Sakaguchi, Hideya  ,  Kadoshima, Taisuke  ,  Soen, Mika  ,  Narii, Nobuhiro  ,  Ishida, Yoshihito  ,  Ohgushi, Masatoshi  ,  Takahashi, Jun  ,  Eiraku, Mototsugu  ,  Sasai, Yoshiki

62015-11-17 , Nature Publishing Group
The developing dorsomedial telencephalon includes the medial pallium, which goes on to form the hippocampus. Generating a reliable source of human hippocampal tissue is an important step for cell-based research into hippocampus-related diseases. Here we show the generation of functional hippocampal granule- and pyramidal-like neurons from self-organizing dorsomedial telencephalic tissue using human embryonic stem cells (hESCs).
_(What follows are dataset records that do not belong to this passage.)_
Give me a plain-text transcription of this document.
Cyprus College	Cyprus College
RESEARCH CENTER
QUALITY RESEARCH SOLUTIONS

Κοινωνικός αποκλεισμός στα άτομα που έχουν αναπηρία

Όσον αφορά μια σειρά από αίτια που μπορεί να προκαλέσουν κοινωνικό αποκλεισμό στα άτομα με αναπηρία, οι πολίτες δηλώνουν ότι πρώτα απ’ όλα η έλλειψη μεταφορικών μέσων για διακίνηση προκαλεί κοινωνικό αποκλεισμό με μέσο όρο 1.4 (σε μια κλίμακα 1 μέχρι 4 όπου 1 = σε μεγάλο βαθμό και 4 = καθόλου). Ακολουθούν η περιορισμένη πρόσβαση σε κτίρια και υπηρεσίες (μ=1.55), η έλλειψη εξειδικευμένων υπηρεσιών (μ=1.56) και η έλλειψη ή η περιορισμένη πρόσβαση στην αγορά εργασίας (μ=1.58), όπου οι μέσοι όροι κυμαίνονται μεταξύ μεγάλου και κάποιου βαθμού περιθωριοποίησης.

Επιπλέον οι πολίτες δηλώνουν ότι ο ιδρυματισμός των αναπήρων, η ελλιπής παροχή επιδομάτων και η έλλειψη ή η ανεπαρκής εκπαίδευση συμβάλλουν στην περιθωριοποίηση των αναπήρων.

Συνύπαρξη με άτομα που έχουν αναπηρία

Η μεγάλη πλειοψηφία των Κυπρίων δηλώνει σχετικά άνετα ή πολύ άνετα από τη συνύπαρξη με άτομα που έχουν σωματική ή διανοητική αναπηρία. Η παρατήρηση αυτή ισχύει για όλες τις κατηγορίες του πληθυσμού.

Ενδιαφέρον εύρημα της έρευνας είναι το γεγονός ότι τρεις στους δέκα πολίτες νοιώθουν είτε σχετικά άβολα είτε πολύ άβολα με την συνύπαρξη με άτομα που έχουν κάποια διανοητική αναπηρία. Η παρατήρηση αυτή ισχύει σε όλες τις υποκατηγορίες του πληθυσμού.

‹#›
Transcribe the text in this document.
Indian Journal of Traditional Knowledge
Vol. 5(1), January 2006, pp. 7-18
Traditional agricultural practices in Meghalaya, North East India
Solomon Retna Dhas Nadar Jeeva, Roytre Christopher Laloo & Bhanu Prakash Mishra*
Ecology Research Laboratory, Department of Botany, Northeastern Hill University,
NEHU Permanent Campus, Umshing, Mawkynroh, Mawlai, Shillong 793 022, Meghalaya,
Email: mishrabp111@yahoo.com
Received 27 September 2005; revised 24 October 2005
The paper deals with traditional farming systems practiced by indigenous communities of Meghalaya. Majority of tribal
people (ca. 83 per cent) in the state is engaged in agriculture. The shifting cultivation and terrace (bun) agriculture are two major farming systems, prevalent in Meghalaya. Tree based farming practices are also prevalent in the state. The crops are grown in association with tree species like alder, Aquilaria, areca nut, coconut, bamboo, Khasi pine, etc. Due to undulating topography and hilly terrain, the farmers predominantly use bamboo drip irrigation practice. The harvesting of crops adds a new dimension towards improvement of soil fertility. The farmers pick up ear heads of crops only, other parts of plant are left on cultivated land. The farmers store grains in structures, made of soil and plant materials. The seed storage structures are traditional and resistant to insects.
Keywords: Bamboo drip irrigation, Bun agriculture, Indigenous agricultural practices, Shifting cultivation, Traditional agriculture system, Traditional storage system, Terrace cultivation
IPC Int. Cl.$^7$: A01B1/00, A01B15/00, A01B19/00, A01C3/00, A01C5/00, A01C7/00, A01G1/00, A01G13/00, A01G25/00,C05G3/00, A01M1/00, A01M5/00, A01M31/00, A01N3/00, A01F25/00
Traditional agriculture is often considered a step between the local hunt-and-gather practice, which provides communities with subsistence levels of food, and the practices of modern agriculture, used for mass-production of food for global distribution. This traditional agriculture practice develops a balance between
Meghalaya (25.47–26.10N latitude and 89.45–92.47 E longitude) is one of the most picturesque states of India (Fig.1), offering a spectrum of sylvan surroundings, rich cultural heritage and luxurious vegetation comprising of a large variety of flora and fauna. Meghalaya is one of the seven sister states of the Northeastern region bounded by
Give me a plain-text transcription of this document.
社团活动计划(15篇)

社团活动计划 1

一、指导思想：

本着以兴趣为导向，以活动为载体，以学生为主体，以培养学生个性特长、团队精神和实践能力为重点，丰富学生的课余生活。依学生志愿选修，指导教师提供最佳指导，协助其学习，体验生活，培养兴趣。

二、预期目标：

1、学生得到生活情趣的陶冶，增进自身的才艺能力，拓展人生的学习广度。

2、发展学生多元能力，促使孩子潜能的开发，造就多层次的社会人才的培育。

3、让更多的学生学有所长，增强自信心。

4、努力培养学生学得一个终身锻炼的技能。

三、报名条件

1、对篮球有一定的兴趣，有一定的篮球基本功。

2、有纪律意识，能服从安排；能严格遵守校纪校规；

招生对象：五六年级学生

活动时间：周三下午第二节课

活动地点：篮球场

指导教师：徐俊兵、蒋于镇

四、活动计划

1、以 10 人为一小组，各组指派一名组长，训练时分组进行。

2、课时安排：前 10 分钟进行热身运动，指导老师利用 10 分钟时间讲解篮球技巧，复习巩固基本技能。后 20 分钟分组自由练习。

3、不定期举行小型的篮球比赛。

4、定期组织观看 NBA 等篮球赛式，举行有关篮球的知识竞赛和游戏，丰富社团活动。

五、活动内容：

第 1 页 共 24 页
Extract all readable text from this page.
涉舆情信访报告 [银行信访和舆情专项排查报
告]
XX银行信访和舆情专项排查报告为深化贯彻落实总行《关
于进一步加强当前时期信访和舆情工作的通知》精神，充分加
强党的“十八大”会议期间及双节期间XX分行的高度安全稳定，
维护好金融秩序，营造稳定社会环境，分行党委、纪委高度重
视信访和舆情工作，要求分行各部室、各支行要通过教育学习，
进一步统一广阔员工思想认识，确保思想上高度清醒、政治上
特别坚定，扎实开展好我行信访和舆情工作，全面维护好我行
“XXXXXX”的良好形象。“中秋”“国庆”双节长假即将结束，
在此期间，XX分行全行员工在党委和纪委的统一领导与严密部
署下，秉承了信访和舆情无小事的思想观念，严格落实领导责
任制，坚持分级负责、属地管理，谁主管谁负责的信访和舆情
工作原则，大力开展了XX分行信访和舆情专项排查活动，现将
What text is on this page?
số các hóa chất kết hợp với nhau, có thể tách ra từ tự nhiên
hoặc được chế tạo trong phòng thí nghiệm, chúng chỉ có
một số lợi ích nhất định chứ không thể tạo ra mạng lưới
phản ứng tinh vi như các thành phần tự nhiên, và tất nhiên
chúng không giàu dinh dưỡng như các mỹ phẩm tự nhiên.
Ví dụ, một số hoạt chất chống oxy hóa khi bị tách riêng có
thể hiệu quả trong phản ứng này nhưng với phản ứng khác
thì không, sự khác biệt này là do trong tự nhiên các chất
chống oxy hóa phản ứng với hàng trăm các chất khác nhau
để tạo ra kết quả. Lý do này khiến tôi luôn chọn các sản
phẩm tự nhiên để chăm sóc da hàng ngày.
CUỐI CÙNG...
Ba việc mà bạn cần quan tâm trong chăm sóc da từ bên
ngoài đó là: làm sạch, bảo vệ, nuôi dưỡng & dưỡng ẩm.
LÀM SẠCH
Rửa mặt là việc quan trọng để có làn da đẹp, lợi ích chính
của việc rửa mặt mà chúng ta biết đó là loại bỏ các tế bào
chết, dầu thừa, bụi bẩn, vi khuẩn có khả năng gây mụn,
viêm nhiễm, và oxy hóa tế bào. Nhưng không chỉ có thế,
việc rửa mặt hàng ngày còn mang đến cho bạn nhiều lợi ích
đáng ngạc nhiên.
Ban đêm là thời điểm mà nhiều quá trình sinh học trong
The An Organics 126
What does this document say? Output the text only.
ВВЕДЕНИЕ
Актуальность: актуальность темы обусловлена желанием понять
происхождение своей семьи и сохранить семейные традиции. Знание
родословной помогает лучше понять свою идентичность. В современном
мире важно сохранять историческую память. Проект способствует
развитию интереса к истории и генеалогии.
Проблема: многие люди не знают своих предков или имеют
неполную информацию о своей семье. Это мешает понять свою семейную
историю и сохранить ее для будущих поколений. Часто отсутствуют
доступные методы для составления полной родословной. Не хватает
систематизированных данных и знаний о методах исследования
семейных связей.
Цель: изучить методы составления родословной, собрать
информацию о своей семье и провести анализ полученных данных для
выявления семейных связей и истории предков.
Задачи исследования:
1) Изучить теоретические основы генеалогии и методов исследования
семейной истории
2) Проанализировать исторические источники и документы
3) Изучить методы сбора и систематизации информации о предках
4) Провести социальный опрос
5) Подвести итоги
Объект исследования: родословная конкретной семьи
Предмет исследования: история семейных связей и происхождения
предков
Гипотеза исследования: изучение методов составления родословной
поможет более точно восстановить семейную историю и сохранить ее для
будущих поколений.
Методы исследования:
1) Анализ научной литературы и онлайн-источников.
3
First, we develop a hESC culture method that utilizes bone morphogenetic protein (BMP) and Wnt signalling to induce choroid plexus, the most dorsomedial portion of the telencephalon. Then, we find that titrating BMP and Wnt exposure allowed the self-organization of medial pallium tissues. Following long-term dissociation culture, these dorsomedial telencephalic tissues give rise to Zbtb20+/Prox1+ granule neurons and Zbtb20+/KA1+ pyramidal neurons, both of which were electrically functional with network formation. Thus, we have developed an in vitro model that recapitulates human hippocampus development, allowing the generation of functional hippocampal granule- and pyramidal-like neurons.